Desde el divorcio, Pedro había viajado más que nunca. Había estado en Jordania, respirando el aroma de los jazmines, el de las especias en India, el de las rosas en los jardines ingleses. Pero, sentado allí, en la humilde cocina de Paula, estaba seguro de no haber respirado nunca un aroma tan exótico, tan excitante, como el olor del jabón mezclado con el de las galletas. Ella estaba allí, concentrada en los presupuestos. Y era como volver atrás veinte años. Parecía la joven que había sido: valiente, animosa, dispuesta a todo. Pero su rostro había madurado de una forma que la hacía más bella que antes. Y hablaba en serio cuando le dijo que estaba más guapa que nunca. Y con aquel jersey de angora… Entonces sonó el teléfono. Quizá por fortuna.
–Es Valentina –sonrió Paula–. ¿Cómo estás, cariño?
Salió al pasillo para hablar con su hija y cuando volvió a la cocina su expresión había cambiado por completo.
–¿Esto ha sido idea de mi hija? ¿Has pasado por aquí esta mañana porque ella te llamó por teléfono?
–Bueno… sí y no –contestó Pedro.
–¿Te importaría aclararlo?
–Sí… bueno, Valu me llamó porque estaba preocupada. Habías vendido la casa, el coche… me pidió que viniera a verte porque… pensaba que te sentías sola –se defendió él.
–Llévate tus galletas y vete de mi casa.
–Paula, por favor…
–¡No me digas nada y vete de aquí!
–Pero tienes que escucharme.
Naturalmente, Paula no estaba dispuesta a escuchar nada. De hecho, parecía dispuesta a tirarle algo. Y lo hizo. Tomó una pasta de la caja y se la tiró a la cabeza. Pedro se apartó y la pasta pasó rozándolo.

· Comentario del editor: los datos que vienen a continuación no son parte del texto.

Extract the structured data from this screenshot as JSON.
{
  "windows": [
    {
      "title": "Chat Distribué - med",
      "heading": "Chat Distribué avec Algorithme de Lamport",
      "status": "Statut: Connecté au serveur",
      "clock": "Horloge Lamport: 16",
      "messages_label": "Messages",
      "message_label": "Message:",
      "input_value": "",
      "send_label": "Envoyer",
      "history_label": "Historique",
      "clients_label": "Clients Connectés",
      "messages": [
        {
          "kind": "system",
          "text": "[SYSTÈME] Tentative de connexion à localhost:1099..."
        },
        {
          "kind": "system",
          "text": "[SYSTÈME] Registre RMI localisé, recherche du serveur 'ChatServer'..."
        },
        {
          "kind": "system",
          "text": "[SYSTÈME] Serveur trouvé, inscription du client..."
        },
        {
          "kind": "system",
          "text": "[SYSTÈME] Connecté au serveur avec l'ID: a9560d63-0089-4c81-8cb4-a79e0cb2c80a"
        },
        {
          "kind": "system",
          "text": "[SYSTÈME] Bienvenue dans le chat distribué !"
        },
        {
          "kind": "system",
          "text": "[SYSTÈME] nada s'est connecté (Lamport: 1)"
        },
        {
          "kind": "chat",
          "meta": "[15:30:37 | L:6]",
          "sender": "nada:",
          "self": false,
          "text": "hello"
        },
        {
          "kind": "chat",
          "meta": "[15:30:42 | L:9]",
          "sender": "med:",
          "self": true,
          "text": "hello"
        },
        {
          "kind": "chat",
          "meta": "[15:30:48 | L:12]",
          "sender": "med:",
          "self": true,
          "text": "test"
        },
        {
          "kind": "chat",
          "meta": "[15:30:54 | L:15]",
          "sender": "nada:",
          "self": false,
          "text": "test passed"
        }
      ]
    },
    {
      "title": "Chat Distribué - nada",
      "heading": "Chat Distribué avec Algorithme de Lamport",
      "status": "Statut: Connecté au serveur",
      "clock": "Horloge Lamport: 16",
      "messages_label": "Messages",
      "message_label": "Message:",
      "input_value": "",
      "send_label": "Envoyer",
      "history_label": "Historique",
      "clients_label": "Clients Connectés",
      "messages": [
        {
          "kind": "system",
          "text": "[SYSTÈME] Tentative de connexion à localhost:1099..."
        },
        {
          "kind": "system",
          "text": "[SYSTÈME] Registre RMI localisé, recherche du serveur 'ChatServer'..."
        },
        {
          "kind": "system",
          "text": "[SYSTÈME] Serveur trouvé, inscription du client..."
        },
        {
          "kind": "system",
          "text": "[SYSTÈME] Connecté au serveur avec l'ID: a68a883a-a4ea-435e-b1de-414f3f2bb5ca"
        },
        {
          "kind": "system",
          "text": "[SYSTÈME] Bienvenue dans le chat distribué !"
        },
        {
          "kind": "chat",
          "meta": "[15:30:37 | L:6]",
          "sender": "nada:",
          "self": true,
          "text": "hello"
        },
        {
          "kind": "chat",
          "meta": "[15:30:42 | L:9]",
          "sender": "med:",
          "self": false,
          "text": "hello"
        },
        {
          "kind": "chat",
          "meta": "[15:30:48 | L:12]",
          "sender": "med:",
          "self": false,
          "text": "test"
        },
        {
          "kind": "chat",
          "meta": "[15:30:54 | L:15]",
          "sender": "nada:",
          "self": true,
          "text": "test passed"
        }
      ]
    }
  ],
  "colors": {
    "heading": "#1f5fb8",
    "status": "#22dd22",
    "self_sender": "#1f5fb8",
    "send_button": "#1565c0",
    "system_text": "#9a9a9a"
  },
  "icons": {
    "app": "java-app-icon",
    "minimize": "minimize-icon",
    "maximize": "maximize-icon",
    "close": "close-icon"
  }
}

–¿Has venido aquí porque te doy pena?
–Si fuera por eso por lo que he venido… –otra pasta pasó rozándole una oreja– no es por eso por lo que sigo aquí. Paula, cuando te ví hablando con Diana me dí cuenta de que la casa O’Brian y tú eran perfectas la una para la otra.
–Vete.
–No hasta que resolvamos esto de una forma madura.
–Yo no quiero resolver nada.
Pedro dió un paso adelante.
–¿Qué haces? –exclamó Paula, amenazándolo con una nueva pasta–. No des un paso más.
–Tienes chocolate ahí –dijo él, rozando sus labios con un dedo.
Paula no se movió. No se apartó ni le dio una bofetada. Lo miraba como pidiéndole que explicase por qué estaba allí. Y no quería que dijera que le daba pena. Ni porque fuera patética. Sino porque la encontraba irresistible. Más guapa que nunca. Pedro se llevó el dedo con chocolate a los labios y ella formó una O adorable con los suyos. Y, de repente, sin pensar, se inclinó para besarla. Sólo entonces se dió cuenta de que llevaba veinte años queriendo hacer eso. Por eso su amistad con Paula siempre le había parecido algo más. El contacto de sus labios lo había despertado… y le hizo dar un paso atrás, atónito. También había sorpresa en los ojos de Paula.
–Bueno –murmuró–. Bueno…
–Supongo que debería irme.
–Sí, supongo que sí –asintió ella, aunque sin convicción.
Pedro dió un paso atrás. Se alejó de aquello que lo empujaba hacia ella.
–Te necesito –dijo entonces–. Quiero decir, la casa O’Brian te necesita.
Paula asintió con la cabeza.
–¿Entonces, lo harás?
Ella asintió de nuevo, como si estuviera en trance.
–Muy bien –Pedro empezó a guardar los papeles en su maletín, intentando recordar qué debía dejar allí y qué debía llevarse. Luego se volvió, temiendo que si la miraba a los ojos de nuevo, no podría controlarse. Tiraría el maletín y se lanzaría a sus labios como un bucanero.
¿Un bucanero en un barco pirata?, se dijo a sí mismo, irónico. «Pedro, despabílate».
–Buenas noches –se despidió, dirigiéndose a la puerta.
–Pedro –lo llamó ella cuando tenía la mano en el picaporte.
–¿Sí?
–Gracias –dijo Paula–. Por las galletas –añadió rápidamente.
Pero los dos sabían que no era a eso a lo que se refería. Y Pedro sabía que sería tentar a los dioses decir una sola palabra. Porque estaban a un paso del peligro.